Это незнакомое до той поры слово, сочетание его букв, его звучание почему-то вызвало у меня образ колоссальных размеров камня, придавившего людей. Кто-то еще жив под ним, кто-то мучается в агонии. И никому не поднять этот камень — так он тяжел и громаден…
Недалеко от нас жила эвакуированная старуха с внуком — мальчиком лет пяти, некрасивым и рыжим. Почему-то старуху — за глаза, конечно, — так и называли «старуха Дементьева». Была она сухонькая, сгорбленная, держалась с достоинством и здоровалась всегда приветливо, с наклоном головы, но холодновато, как бы слегка отстраняясь от знакомства.
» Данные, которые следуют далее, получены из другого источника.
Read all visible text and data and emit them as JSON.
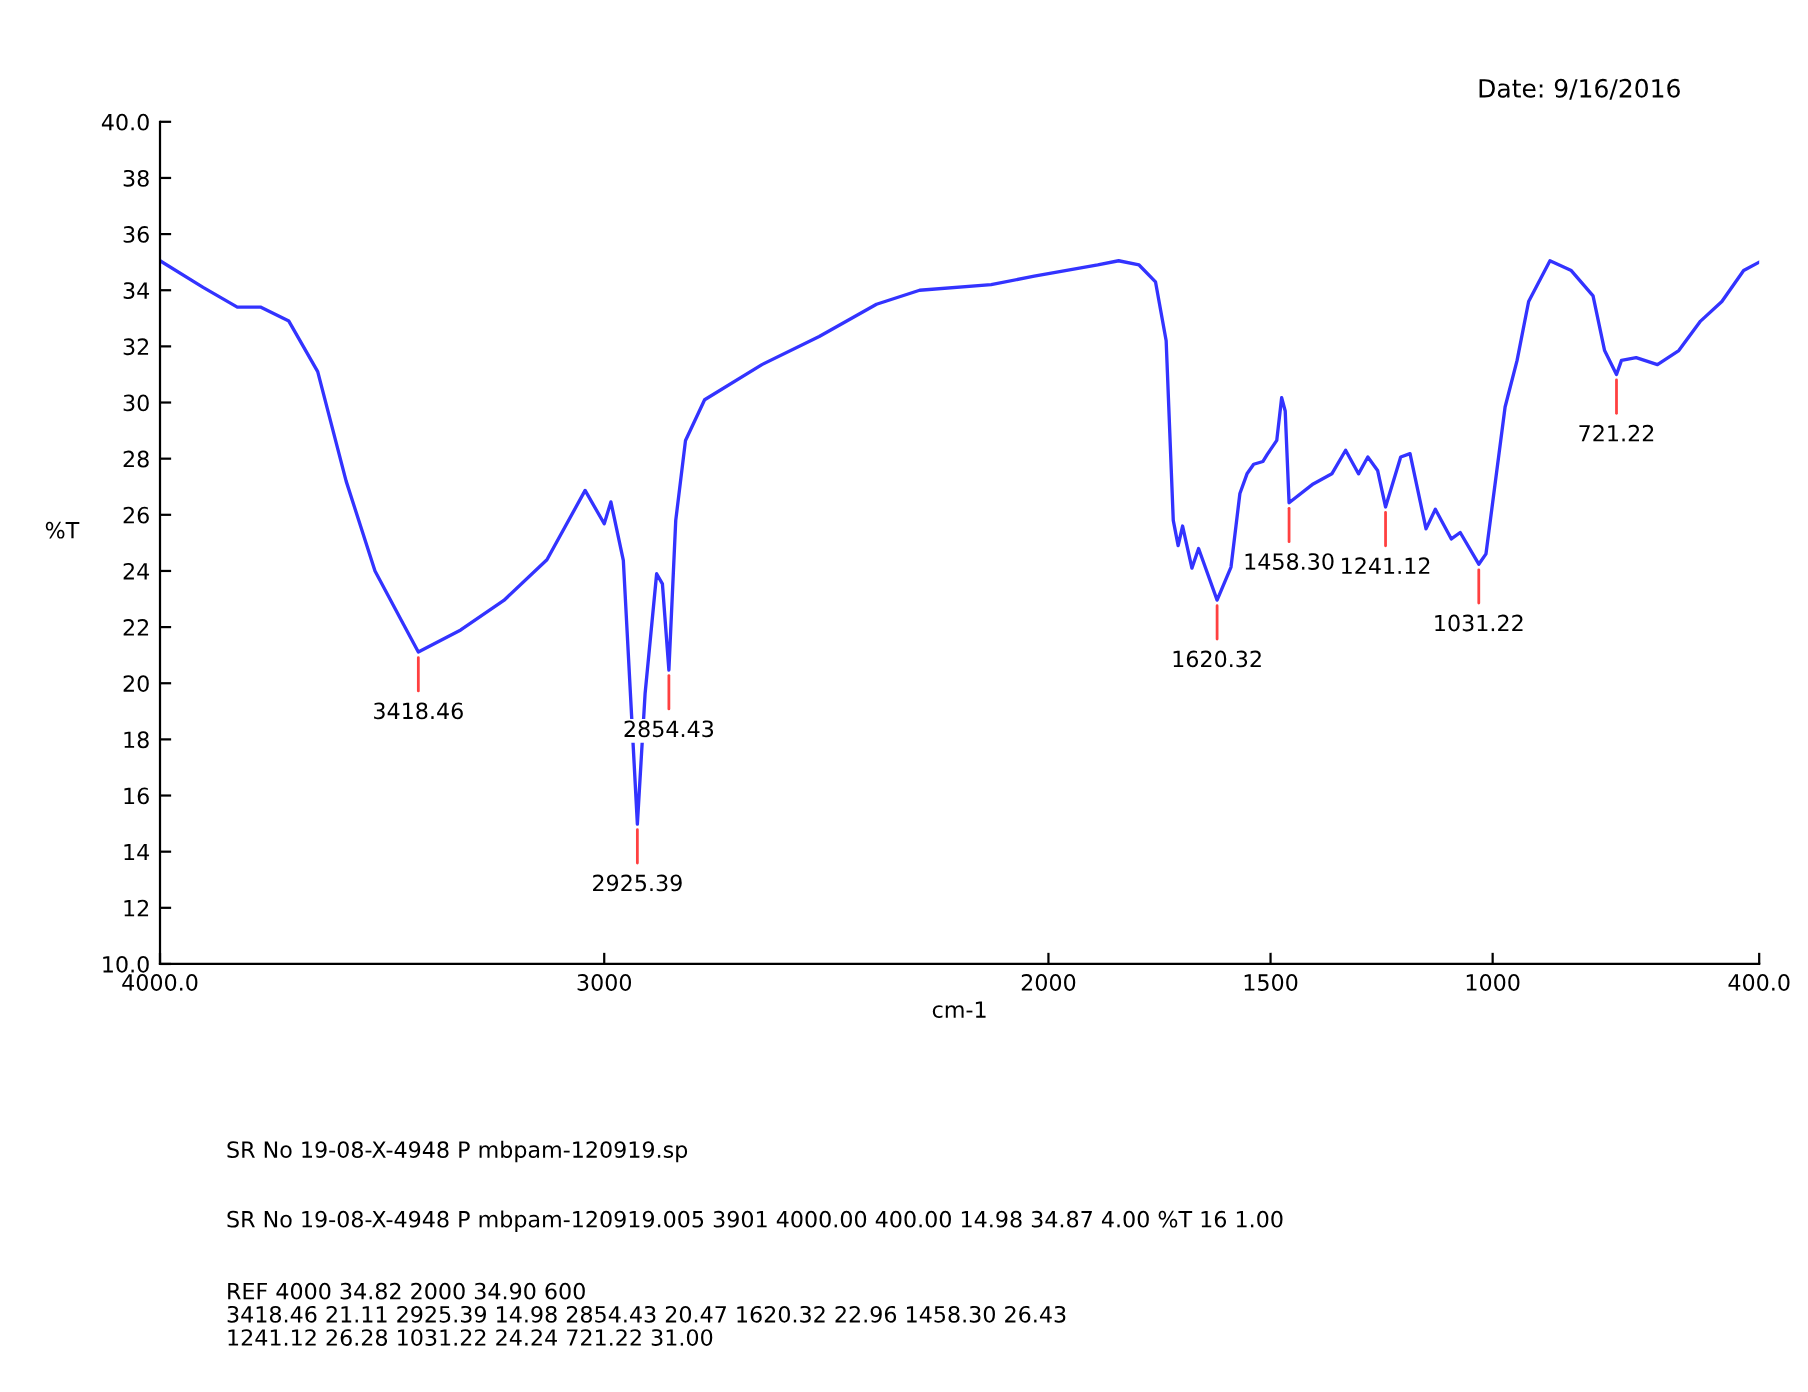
{
  "chart_data": {
    "type": "line",
    "xlabel": "cm-1",
    "ylabel": "%T",
    "x": [
      4000,
      3903,
      3826,
      3774,
      3710,
      3645,
      3581,
      3516,
      3452,
      3418.46,
      3323,
      3226,
      3129,
      3043,
      3000,
      2985,
      2957,
      2925.39,
      2908,
      2882,
      2869,
      2854.43,
      2839,
      2817,
      2774,
      2645,
      2516,
      2387,
      2290,
      2129,
      2032,
      1889,
      1842,
      1796,
      1759,
      1735,
      1719,
      1708,
      1698,
      1677,
      1662,
      1620.32,
      1589,
      1569,
      1553,
      1538,
      1517,
      1507,
      1486,
      1475,
      1467,
      1458.3,
      1404,
      1362,
      1331,
      1302,
      1281,
      1259,
      1241.12,
      1207,
      1186,
      1150,
      1129,
      1093,
      1073,
      1031.22,
      1015,
      972,
      945,
      919,
      871,
      823,
      774,
      748,
      721.22,
      710,
      677,
      629,
      581,
      532,
      484,
      435,
      400
    ],
    "series": [
      {
        "color": "#3333ff",
        "values": [
          35.05,
          34.1,
          33.4,
          33.4,
          32.9,
          31.1,
          27.2,
          24.0,
          22.1,
          21.11,
          21.9,
          22.95,
          24.4,
          26.87,
          25.68,
          26.46,
          24.38,
          14.98,
          19.63,
          23.9,
          23.54,
          20.47,
          25.8,
          28.65,
          30.1,
          31.35,
          32.35,
          33.5,
          34.0,
          34.2,
          34.5,
          34.9,
          35.05,
          34.9,
          34.3,
          32.2,
          25.8,
          24.9,
          25.6,
          24.1,
          24.8,
          22.96,
          24.14,
          26.76,
          27.46,
          27.8,
          27.9,
          28.16,
          28.65,
          30.17,
          29.7,
          26.43,
          27.1,
          27.46,
          28.3,
          27.46,
          28.06,
          27.58,
          26.28,
          28.06,
          28.18,
          25.5,
          26.2,
          25.14,
          25.37,
          24.24,
          24.61,
          29.84,
          31.5,
          33.6,
          35.05,
          34.7,
          33.8,
          31.85,
          31.0,
          31.5,
          31.6,
          31.35,
          31.85,
          32.9,
          33.6,
          34.7,
          35.0
        ]
      }
    ],
    "xlim": [
      4000,
      400
    ],
    "xticks": [
      {
        "value": 4000,
        "label": "4000.0"
      },
      3000,
      2000,
      1500,
      1000,
      {
        "value": 400,
        "label": "400.0"
      }
    ],
    "ylim": [
      10,
      40
    ],
    "yticks": [
      {
        "value": 10,
        "label": "10.0"
      },
      12,
      14,
      16,
      18,
      20,
      22,
      24,
      26,
      28,
      30,
      32,
      34,
      36,
      38,
      {
        "value": 40,
        "label": "40.0"
      }
    ],
    "grid": false,
    "marker": "none",
    "line_style": "solid",
    "annotations": [
      "Date: 9/16/2016",
      {
        "text": "3418.46",
        "x": 3418.46,
        "y": 21.11
      },
      {
        "text": "2925.39",
        "x": 2925.39,
        "y": 14.98
      },
      {
        "text": "2854.43",
        "x": 2854.43,
        "y": 20.47
      },
      {
        "text": "1620.32",
        "x": 1620.32,
        "y": 22.96
      },
      {
        "text": "1458.30",
        "x": 1458.3,
        "y": 26.43
      },
      {
        "text": "1241.12",
        "x": 1241.12,
        "y": 26.28
      },
      {
        "text": "1031.22",
        "x": 1031.22,
        "y": 24.24
      },
      {
        "text": "721.22",
        "x": 721.22,
        "y": 31.0
      },
      "SR No 19-08-X-4948 P mbpam-120919.sp",
      "SR No 19-08-X-4948 P mbpam-120919.005 3901 4000.00 400.00 14.98 34.87 4.00 %T 16 1.00",
      "REF 4000 34.82 2000 34.90 600\n3418.46 21.11 2925.39 14.98 2854.43 20.47 1620.32 22.96 1458.30 26.43\n1241.12 26.28 1031.22 24.24 721.22 31.00"
    ]
  }
}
Но однажды она вдруг пришла к нам. Это было когда уже по Ладоге, по Дороге жизни, а точнее, ниточке жизни — так тонка она была — стали приходить из Ленинграда редкие письма.
Старуха Дементьева, Дарья Ефимовна, пришла к нам и стала читать письмо от дочери. Она читала его и как-то странно легко плакала, как будто письмо было получено не сейчас, а давно, и она как будто уже привыкла к тому, что там написано. А написано было страшное. Мы услышали, что муж Дарьи Ефимовны — она сказала нам, что он был профессором, — умер. Умер и муж дочери, отец рыжего мальчика. Дочь сама отвезла их на саночках на кладбище. Писала она, что ходит в носках с галошами — настолько у нее отекли ноги, не может по-другому обуваться. А когда садится — подкладывает под себя подушку, потому что иначе ей больно сидеть: вся она стала кожа да кости.
Дарья Ефимовна читала письмо, смахивая летучие слезы, и, как только кончила, с ходу попросила у хозяйки молока для внука: ей сегодня нечем его кормить. Убрала письмо в плетеную сумку и проворно достала оттуда же пол-литровую банку.
Александра Гавриловна молча встала, взяла банку из рук Дементьевой и, ни слова же не говоря, принесла из клети молоко.